Every single time that I read Segal's "Love Story", I become Jennifer Cavilleri. No, true. I swear. I even compel myself to slow down, read not more than just a few pages a time, so that I can stay Jennifer for a longer time. I wish I could stay Jennifer, always.

Like, I want to be as smart, as no-nonsense, as she is. To have a reply at the end of my tongue, always. And, at the same time, tender.

"Hey, Jen..."
"Yeah?"
"Jen... what would you say if I told you..."
I hesitated. She waited.
"I think... I'm in love with you."
There was a pause. Then she answered very softly.
"I would say... you were full of shit."

I also have always wanted to make love like her.

"Jenny, for Christ's sake, how can I read John Stuart Mill when every single second I'm dying to make love to you?"
She screwed up her brow and frowned.
"Oh, Oliver, wouldja please?"
I was crouching by her chair. She looked back into her book.
"Jenny - "
She closed her book softly, put it down, then placed her hands on the sides of my neck.
"Oliver - wouldja please?"

And then, give in. Suddenly. Without logic and without preparation. Well, whatsoever!

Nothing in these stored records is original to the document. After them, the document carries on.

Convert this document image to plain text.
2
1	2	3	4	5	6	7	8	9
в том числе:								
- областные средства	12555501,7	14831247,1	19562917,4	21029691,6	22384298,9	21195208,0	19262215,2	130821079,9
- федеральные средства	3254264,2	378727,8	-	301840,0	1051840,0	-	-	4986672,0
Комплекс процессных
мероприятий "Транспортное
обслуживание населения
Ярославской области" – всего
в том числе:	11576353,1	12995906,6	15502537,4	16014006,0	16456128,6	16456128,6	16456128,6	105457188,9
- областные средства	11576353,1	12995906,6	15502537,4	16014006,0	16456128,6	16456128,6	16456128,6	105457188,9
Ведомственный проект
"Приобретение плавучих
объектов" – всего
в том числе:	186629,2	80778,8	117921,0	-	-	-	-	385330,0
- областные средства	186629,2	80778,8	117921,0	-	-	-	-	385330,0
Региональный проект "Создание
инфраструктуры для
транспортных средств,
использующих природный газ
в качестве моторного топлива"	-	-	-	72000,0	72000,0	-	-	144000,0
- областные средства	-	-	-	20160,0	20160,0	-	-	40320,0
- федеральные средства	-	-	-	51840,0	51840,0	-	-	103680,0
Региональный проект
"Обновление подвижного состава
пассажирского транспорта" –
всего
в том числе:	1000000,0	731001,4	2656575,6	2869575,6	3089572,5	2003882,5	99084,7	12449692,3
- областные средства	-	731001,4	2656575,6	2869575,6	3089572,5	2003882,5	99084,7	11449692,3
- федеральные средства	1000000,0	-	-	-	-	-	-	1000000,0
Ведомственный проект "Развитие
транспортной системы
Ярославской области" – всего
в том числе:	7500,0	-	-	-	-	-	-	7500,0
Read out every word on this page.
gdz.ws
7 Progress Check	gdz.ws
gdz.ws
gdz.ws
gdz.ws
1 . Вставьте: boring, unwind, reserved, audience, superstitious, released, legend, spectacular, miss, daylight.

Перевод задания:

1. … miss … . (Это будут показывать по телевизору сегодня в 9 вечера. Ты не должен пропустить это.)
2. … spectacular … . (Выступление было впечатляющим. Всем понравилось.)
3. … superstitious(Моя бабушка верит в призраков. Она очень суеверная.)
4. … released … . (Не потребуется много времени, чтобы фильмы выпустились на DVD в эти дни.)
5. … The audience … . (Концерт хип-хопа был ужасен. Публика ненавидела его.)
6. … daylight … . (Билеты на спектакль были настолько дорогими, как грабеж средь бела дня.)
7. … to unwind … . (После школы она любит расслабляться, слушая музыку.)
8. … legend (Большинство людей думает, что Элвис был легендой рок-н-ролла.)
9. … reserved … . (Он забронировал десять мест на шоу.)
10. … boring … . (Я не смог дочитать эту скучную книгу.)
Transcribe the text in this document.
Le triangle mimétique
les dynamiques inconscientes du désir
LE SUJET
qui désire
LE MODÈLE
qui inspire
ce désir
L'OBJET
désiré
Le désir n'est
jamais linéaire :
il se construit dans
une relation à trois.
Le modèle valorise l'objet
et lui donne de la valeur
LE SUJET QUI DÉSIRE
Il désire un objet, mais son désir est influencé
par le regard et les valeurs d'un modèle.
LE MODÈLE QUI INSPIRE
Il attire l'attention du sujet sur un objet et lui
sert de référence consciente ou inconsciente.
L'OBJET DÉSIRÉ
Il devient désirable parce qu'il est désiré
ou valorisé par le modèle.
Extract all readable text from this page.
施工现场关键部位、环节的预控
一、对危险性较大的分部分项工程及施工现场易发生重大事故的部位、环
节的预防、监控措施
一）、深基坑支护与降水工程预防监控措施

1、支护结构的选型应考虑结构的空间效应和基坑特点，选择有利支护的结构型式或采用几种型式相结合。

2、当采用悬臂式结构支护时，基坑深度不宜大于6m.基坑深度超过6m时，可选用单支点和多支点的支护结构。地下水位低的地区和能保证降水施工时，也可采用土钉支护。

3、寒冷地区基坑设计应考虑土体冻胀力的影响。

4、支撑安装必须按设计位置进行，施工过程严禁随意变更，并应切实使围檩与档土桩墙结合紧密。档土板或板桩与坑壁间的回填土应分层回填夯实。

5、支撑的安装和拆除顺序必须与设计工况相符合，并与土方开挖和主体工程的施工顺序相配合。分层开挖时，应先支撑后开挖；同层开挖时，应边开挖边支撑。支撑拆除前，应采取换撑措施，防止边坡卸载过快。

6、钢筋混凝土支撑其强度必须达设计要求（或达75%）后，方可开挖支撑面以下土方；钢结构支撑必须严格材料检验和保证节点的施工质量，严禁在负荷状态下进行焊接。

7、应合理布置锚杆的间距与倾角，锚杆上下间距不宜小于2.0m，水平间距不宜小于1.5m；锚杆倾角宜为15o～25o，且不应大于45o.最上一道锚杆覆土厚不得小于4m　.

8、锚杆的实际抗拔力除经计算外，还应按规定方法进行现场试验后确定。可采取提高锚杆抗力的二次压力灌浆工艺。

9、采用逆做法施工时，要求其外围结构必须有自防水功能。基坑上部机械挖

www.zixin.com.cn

"Who said anything about marriage?"
"Me. I'm saying it now."
You want to marry me?"
"Yes."
She tilted her head, did not smile, but merely inquired:
"Why?"
I looked her straight in the eye.
"Because," I said.
"Oh," she said. "that's a very good reason."

Oh, and my father and me!

"The bride speaks too?" he asked, almost as if this - of all things - might be the coup de grace.
"Phillip," said his daughter, "could you imagine any situation in which I would shut up?"
"No, baby," he replied, working up a tiny smile. "I guess you would have to talk."

And I wanted to conquer. Like her. Yes, even with mean means, like this:

"Are you jealous?" I asked straight out.
"No; I've got much better legs," she said.
"Can you write a brief?"
"Can she make lasagna?"
"Yes," I answered. "Matter of fact, she brought some over t Gannett House tonight. Everybody said they were as good a your legs."
Jenny nodded, "I'll bet."
"What do you say to that?" I said.
"Does Bella Landau pay your rent?" she asked.
"Damn," I replied, "why can't I ever quit when I'm ahead?"
"Because, Preppie," said my loving wife, "you never are."

These, and many things. Almost everything save for few, I guess.

And, even at thirty-two, I wait to die at twenty-five. Still.

"Would you please hold me very tight?" she asked.
I put my hand on her forearm - Christ, so thin - and gave it a little squeeze.
"No, Oliver," she said, "really hold me. Next to me."
I was very, very careful - of the tubes and things - as I got onto the bed with her and put my arms around her.
"Thanks, Ollie."

Those were her last words.


Well, I know it's an utterly stupid thought, and a ridiculously written out post. But I cannot help it.

And I am not saying sorry. Because,

Love means not ever having to say you are sorry.



PS: I know it's height of narcissism, but really, isn't it the best thing to happen to anyone? To be loved so, so much?